I’d read Erich Von Daniken’s Chariots of the Gods?, which claimed that ancient archaeological sites all over the world showed evidence of extraterrestrial presence or involvement — and now a song I’d never heard before about alien contact had popped up on the radio right as I was reading about the Mayans. I knew Von Daniken’s theories were considered borderline crackpot or worse, but the coincidence still sent a chill up my spine.
The song's "for headphones only" production values where completely nullified by the quarter-sized speaker of my clock radio, yet I was still completely swept up by the song, its vaguely Bee Gees-esque vocal harmonies, and its images of time- and gravity-defying beings sailing across the universe on their celestial ships. When the nearly seven-minute track finally faded out, the DJ back-announced it as being “Children of the Sun” by Billy Thorpe. I had no idea who Thorpe was, or that he’d been a rock n’ roll hero in Australia for well over a decade before somehow scoring a fluky FM radio hit with this Thai stick-tastic space-rock fantasy, or that he would never again achieve any kind of serious airplay in the US. But whoever he was, he’d left his mark on me that evening.
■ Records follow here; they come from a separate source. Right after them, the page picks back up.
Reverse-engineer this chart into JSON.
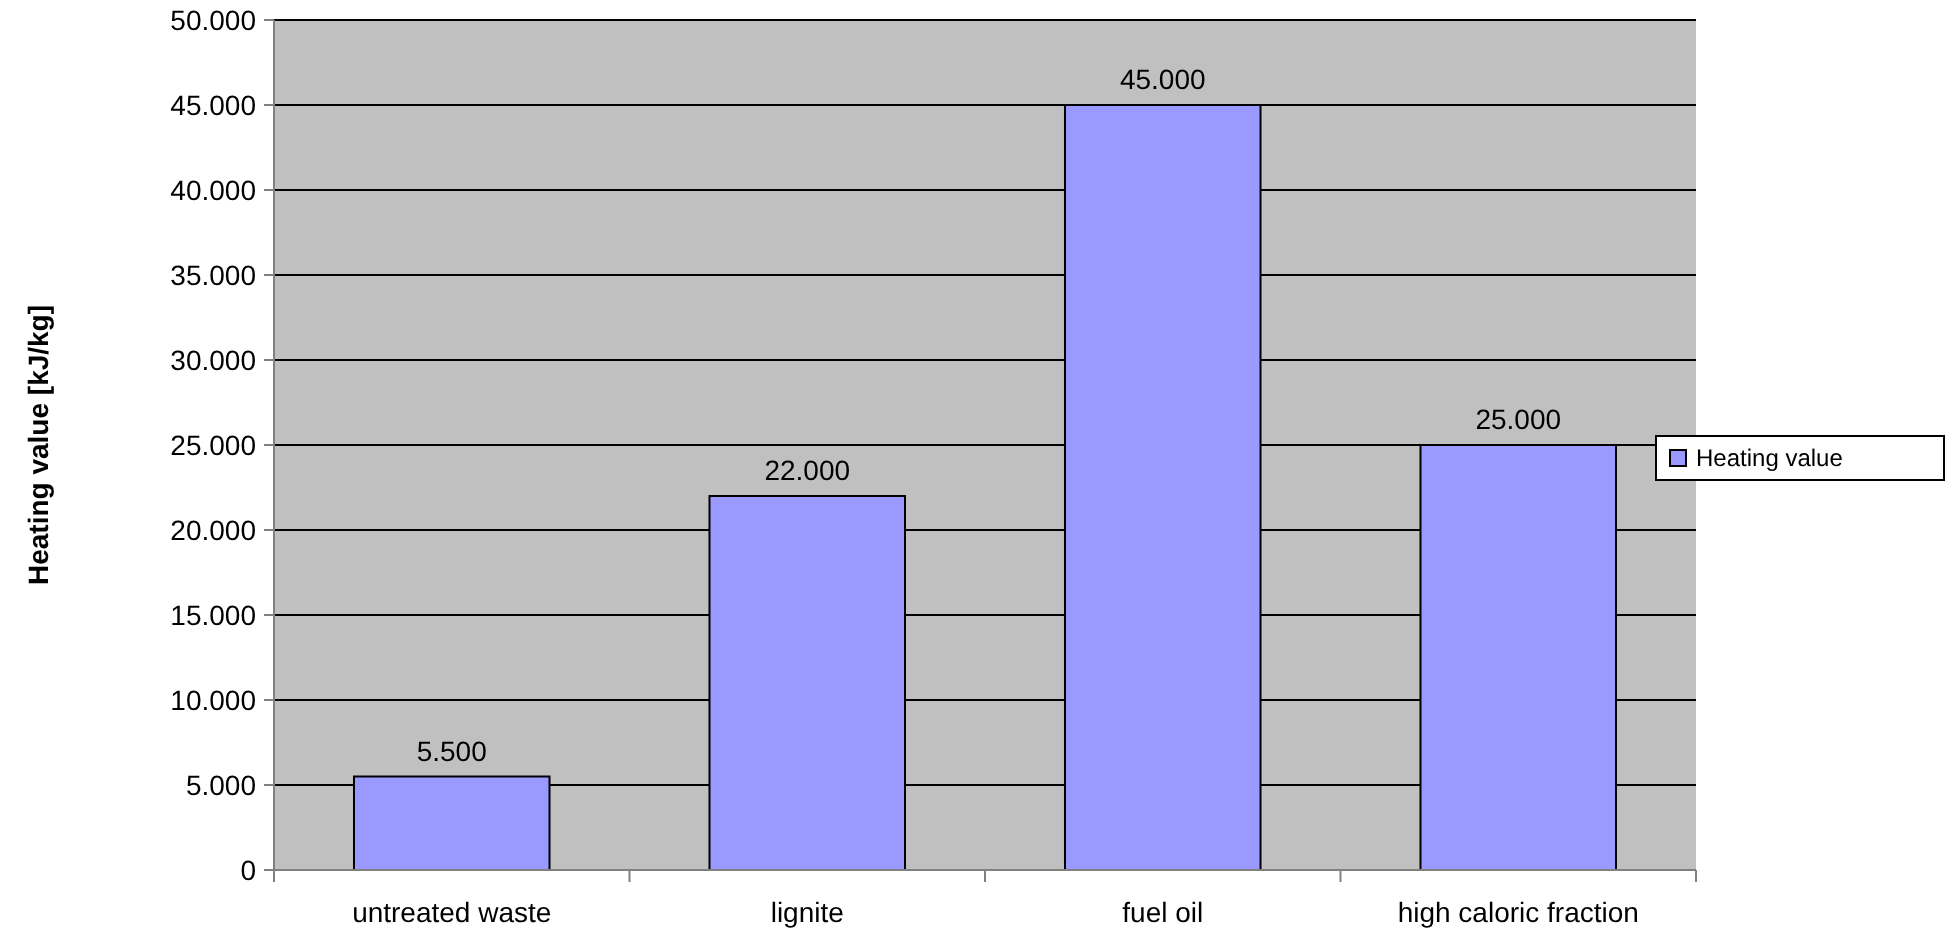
{
  "chart_data": {
    "type": "bar",
    "ylabel": "Heating value [kJ/kg]",
    "categories": [
      "untreated waste",
      "lignite",
      "fuel oil",
      "high caloric fraction"
    ],
    "series": [
      {
        "name": "Heating value",
        "color": "#9999ff",
        "values": [
          5500,
          22000,
          45000,
          25000
        ],
        "value_labels": [
          "5.500",
          "22.000",
          "45.000",
          "25.000"
        ]
      }
    ],
    "ylim": [
      0,
      50000
    ],
    "yticks": [
      {
        "value": 0,
        "label": "0"
      },
      {
        "value": 5000,
        "label": "5.000"
      },
      {
        "value": 10000,
        "label": "10.000"
      },
      {
        "value": 15000,
        "label": "15.000"
      },
      {
        "value": 20000,
        "label": "20.000"
      },
      {
        "value": 25000,
        "label": "25.000"
      },
      {
        "value": 30000,
        "label": "30.000"
      },
      {
        "value": 35000,
        "label": "35.000"
      },
      {
        "value": 40000,
        "label": "40.000"
      },
      {
        "value": 45000,
        "label": "45.000"
      },
      {
        "value": 50000,
        "label": "50.000"
      }
    ],
    "grid": "y",
    "legend": "right"
  }
}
As I lay in bed later that night, my head still abuzz with images from my big day out, I thought about how there was a whole world of things out there that I needed to find out more about, and that I would now have to add Billy Thorpe to that list. There also seemed to be a whole list of things that I could be or become. Archaeologist? Architect? Historian? Rocker? I wanted it all, or at least I wanted to know about it all. The possibilities, at that moment, seemed absolutely endless.
Wow! Great story!! I have to bullet point my takeaways!!
-Saw the “Children of the sun” 45 image at the top of this post, but then had to go get my daughter, and would have to save the rest of this for later. But I listened to the song in the car. Interesting how after the break in the song with the backwards echo guitar (the only thing I remembered about the song from when I was a kid) then the tempo slows down. It was faster when the guitar was soloing to all the crazy smoky sizzling effects behind it! A very interesting musical choice! If you haven’t seen season 2 of Fargo, then I won’t say any more!!
-Love the architectural tour of downtown Chicago. I’ve been a few times! Love the temple effect to cover a water tower!
-Loved paying 50 cents for a 45. And that moment of discovery “They have that song!” Of course a couple of mine from when I was a kid was That Beatles medley “The Stars on 45” (I’m embarrassed to say my foray into the Beatles). Oh and Moon (Frank) Zappa’s “Valley Girl” ( sad to have later found out that it was probably her only way to connect with her father!)
-Getting a book plus a ton of good music to warm up to after whole body being infused with cold after being outdoors for most of the day. Rest of the day settled!
-Zig-Zag wandering! Ha ha! Nice one!
-I hope I have a day exactly like this TODAY!
And here I thought you were just a “normal” slightly twisted teenager. 🤷🏼♂️Thank goodness you weren’t.